King’s Optimism Is Tonic For These Parlous Times

King’s Optimism Is Tonic For These Parlous Times

“If you can’t fly, then run; if you can’t run, then walk; if you can’t walk, then crawl; but whatever you do, you have to keep moving forward.” — MLK

Martin Luther King Jr. was an optimist. Paraphrasing 19th-century cleric Theodore Parker, King preached that “the arc of the moral universe is long, but it bends toward justice.”

He believed in his country. A resolute patriot, he foresaw a nation that lived up to its creed, that kept its word to all of its citizens, that presented the world with a powerful example of justice and equality for all.

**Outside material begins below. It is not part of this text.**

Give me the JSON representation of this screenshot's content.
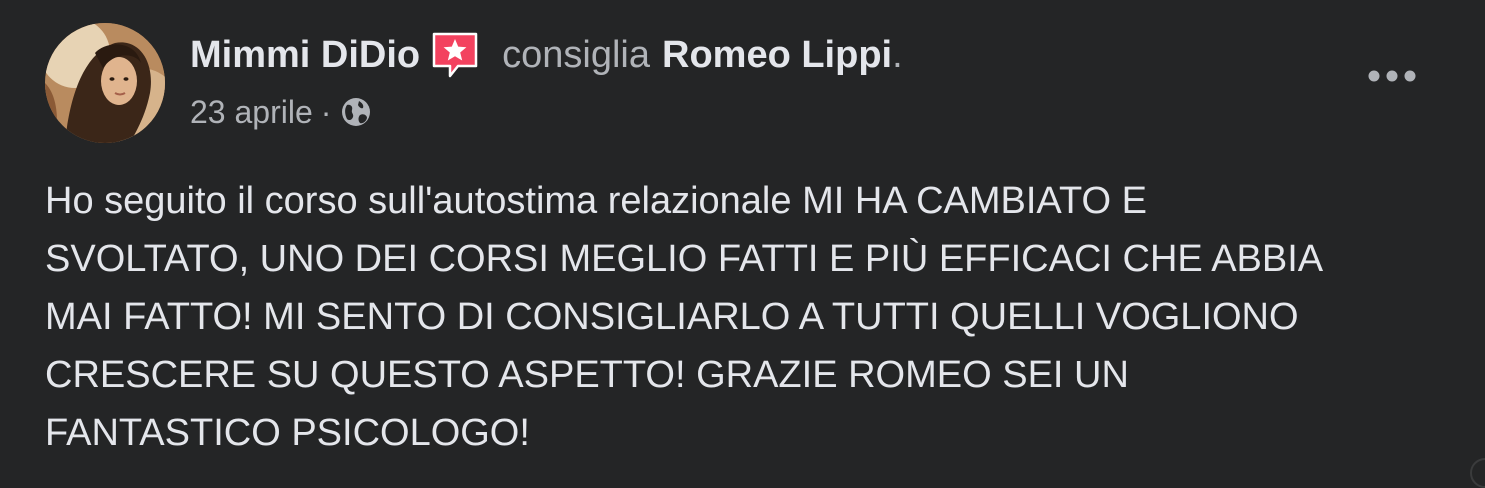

The civil rights movement that he led brought the United States a long way down that road toward a broad justice. When he was assassinated in 1968, it was still difficult to imagine a black man inhabiting the Oval Office, black men and women running Fortune 500 companies, black National Football League coaches, and powerful black women so influential that they are known only by their first names.

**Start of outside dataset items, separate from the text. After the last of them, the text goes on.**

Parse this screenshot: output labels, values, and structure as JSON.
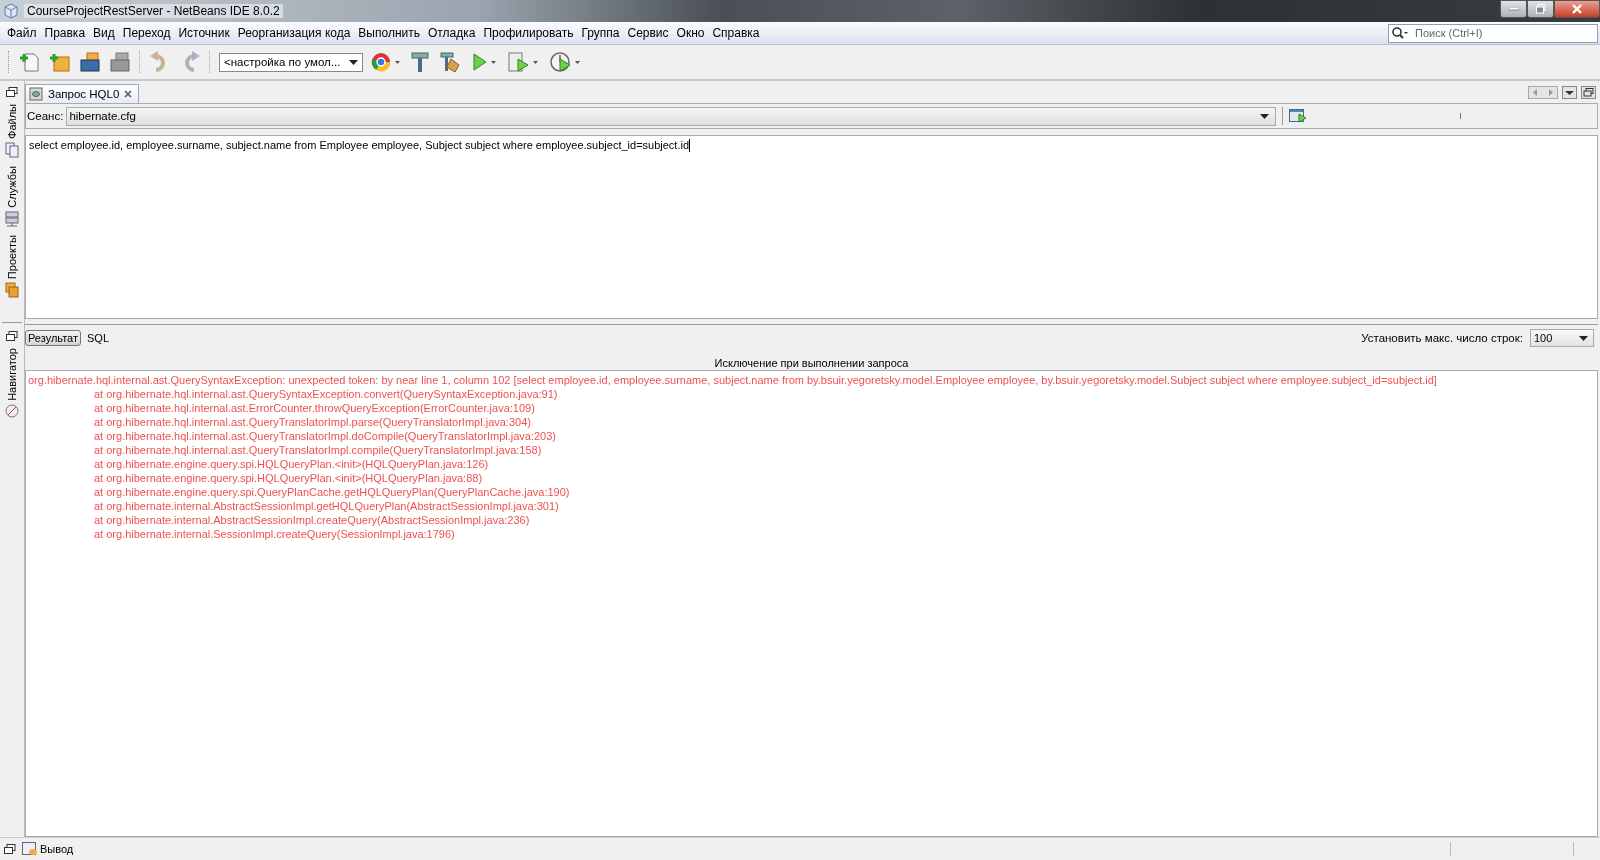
{
  "window": {
    "title": "CourseProjectRestServer - NetBeans IDE 8.0.2"
  },
  "menu": [
    "Файл",
    "Правка",
    "Вид",
    "Переход",
    "Источник",
    "Реорганизация кода",
    "Выполнить",
    "Отладка",
    "Профилировать",
    "Группа",
    "Сервис",
    "Окно",
    "Справка"
  ],
  "search": {
    "placeholder": "Поиск (Ctrl+I)"
  },
  "toolbar": {
    "configuration": "<настройка по умол..."
  },
  "side_tabs_top": [
    "Файлы",
    "Службы",
    "Проекты"
  ],
  "side_tabs_bottom": [
    "Навигатор"
  ],
  "editor_tab": {
    "label": "Запрос HQL0"
  },
  "session": {
    "label": "Сеанс:",
    "value": "hibernate.cfg"
  },
  "query": "select employee.id, employee.surname, subject.name from Employee employee, Subject subject where employee.subject_id=subject.id",
  "result_tabs": [
    {
      "label": "Результат",
      "selected": true
    },
    {
      "label": "SQL",
      "selected": false
    }
  ],
  "max_rows": {
    "label": "Установить макс. число строк:",
    "value": "100"
  },
  "result_header": "Исключение при выполнении запроса",
  "error_lines": [
    {
      "kind": "exception",
      "text": "org.hibernate.hql.internal.ast.QuerySyntaxException: unexpected token: by near line 1, column 102 [select employee.id, employee.surname, subject.name from by.bsuir.yegoretsky.model.Employee employee, by.bsuir.yegoretsky.model.Subject subject where employee.subject_id=subject.id]"
    },
    {
      "kind": "frame",
      "text": "at org.hibernate.hql.internal.ast.QuerySyntaxException.convert(QuerySyntaxException.java:91)"
    },
    {
      "kind": "frame",
      "text": "at org.hibernate.hql.internal.ast.ErrorCounter.throwQueryException(ErrorCounter.java:109)"
    },
    {
      "kind": "frame",
      "text": "at org.hibernate.hql.internal.ast.QueryTranslatorImpl.parse(QueryTranslatorImpl.java:304)"
    },
    {
      "kind": "frame",
      "text": "at org.hibernate.hql.internal.ast.QueryTranslatorImpl.doCompile(QueryTranslatorImpl.java:203)"
    },
    {
      "kind": "frame",
      "text": "at org.hibernate.hql.internal.ast.QueryTranslatorImpl.compile(QueryTranslatorImpl.java:158)"
    },
    {
      "kind": "frame",
      "text": "at org.hibernate.engine.query.spi.HQLQueryPlan.<init>(HQLQueryPlan.java:126)"
    },
    {
      "kind": "frame",
      "text": "at org.hibernate.engine.query.spi.HQLQueryPlan.<init>(HQLQueryPlan.java:88)"
    },
    {
      "kind": "frame",
      "text": "at org.hibernate.engine.query.spi.QueryPlanCache.getHQLQueryPlan(QueryPlanCache.java:190)"
    },
    {
      "kind": "frame",
      "text": "at org.hibernate.internal.AbstractSessionImpl.getHQLQueryPlan(AbstractSessionImpl.java:301)"
    },
    {
      "kind": "frame",
      "text": "at org.hibernate.internal.AbstractSessionImpl.createQuery(AbstractSessionImpl.java:236)"
    },
    {
      "kind": "frame",
      "text": "at org.hibernate.internal.SessionImpl.createQuery(SessionImpl.java:1796)"
    }
  ],
  "status_bar": {
    "output_tab": "Вывод"
  }
}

In the nearly half-century since his death, we have seen all those things. And more.

My 8-year-old daughter has seen brown, kinky-haired girls chase their dog across the White House lawn. She has seen gorgeous dark-skinned women grace the covers of fashion magazines. She has watched two young black women dominate Olympic gymnastics and had her picture taken with the costumed figure of Disney’s black princess, Tiana. For her, those examples of a profoundly changed nation represent normalcy.

I recite those examples because I need to remind myself of King’s optimism. As the nation approaches the 88th anniversary of his birth, we are traipsing — no, stampeding — backward, toward a time of legally sanctioned injustice, of explicit bigotry, of freely expressed racial resentments. A vicious backlash against racial progress fueled the rise of Donald Trump, who will take office as the nation’s 45th president this month.

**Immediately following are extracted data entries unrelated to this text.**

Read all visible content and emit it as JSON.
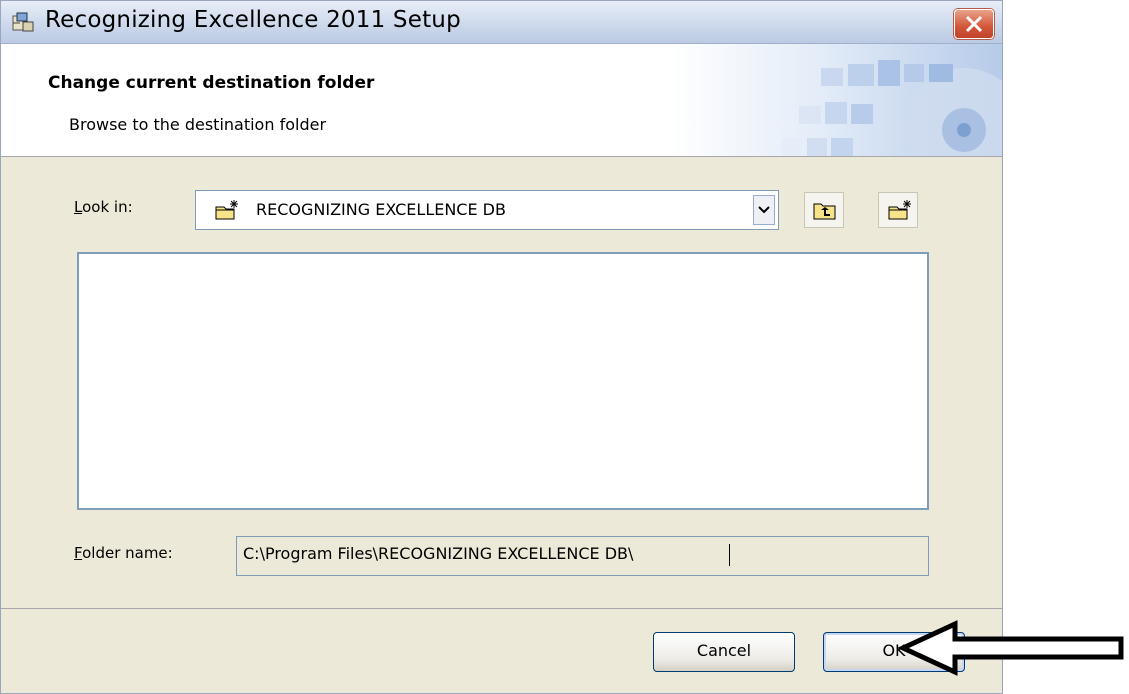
{
  "window": {
    "title": "Recognizing Excellence 2011 Setup"
  },
  "header": {
    "title": "Change current destination folder",
    "subtitle": "Browse to the destination folder"
  },
  "look_in": {
    "label_accel": "L",
    "label_rest": "ook in:",
    "selected": "RECOGNIZING EXCELLENCE DB"
  },
  "folder_name": {
    "label_accel": "F",
    "label_rest": "older name:",
    "value": "C:\\Program Files\\RECOGNIZING EXCELLENCE DB\\"
  },
  "buttons": {
    "cancel": "Cancel",
    "ok": "OK"
  },
  "icons": {
    "app": "setup-icon",
    "close": "close-icon",
    "up_one_level": "folder-up-icon",
    "new_folder": "new-folder-icon",
    "dropdown": "chevron-down-icon",
    "annotation": "arrow-left-icon"
  },
  "colors": {
    "dialog_bg": "#ece9d8",
    "close_red": "#d2563a",
    "input_border": "#7f9db9"
  }
}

Trump represents the antithesis — a grotesque inversion — of all that King stood for. While King respected labor organizer Cesar Chavez as a fellow leader in the fight for full equality, Trump has denounced Mexican immigrants as criminals. While King drew crucial support from Jewish Americans, Trump has drawn anti-Semites into his inner circle. While King’s last great crusade was an effort to improve the economic standing of poor and working-class Americans of all races, Trump — despite his campaign pledges — is seeding his administration with rich men and women who disdain the poor.

The president-elect ushers in a new post-Reconstruction period, a bitter retrenchment that figures to halt the progress the nation has made toward a more perfect union. It is no mere coincidence that Trump’s election victory has led to so many recorded examples of racist tirades from his supporters. They have succeeded, in their view, in taking “their” country back from the citizens of color who dared believe it was their country, too.

Yet, there is something about these disheartening developments that could make the annual celebration of King’s birth more substantial than ceremonial, more authentic than ritualistic. Progressives don’t have the luxury of merely singing the old hymns or citing the old speeches. There are battles to fight to preserve hard-won gains.

Forgive me, then, as I remember one of King’s speeches that doesn’t get the attention that it deserves. Accepting the Nobel Peace Prize in 1964, King’s prophetic voice rang through:

“I accept this award today with an abiding faith in America and an audacious faith in the future of mankind. … This faith can give us courage to face the uncertainties of the future. … When our days become dreary with low-hovering clouds and our nights become darker than a thousand midnights, we will know that we are living in the creative turmoil of a genuine civilization struggling to be born.”

King was no naive dreamer. But he always believed in an America that was better than the one in which he lived.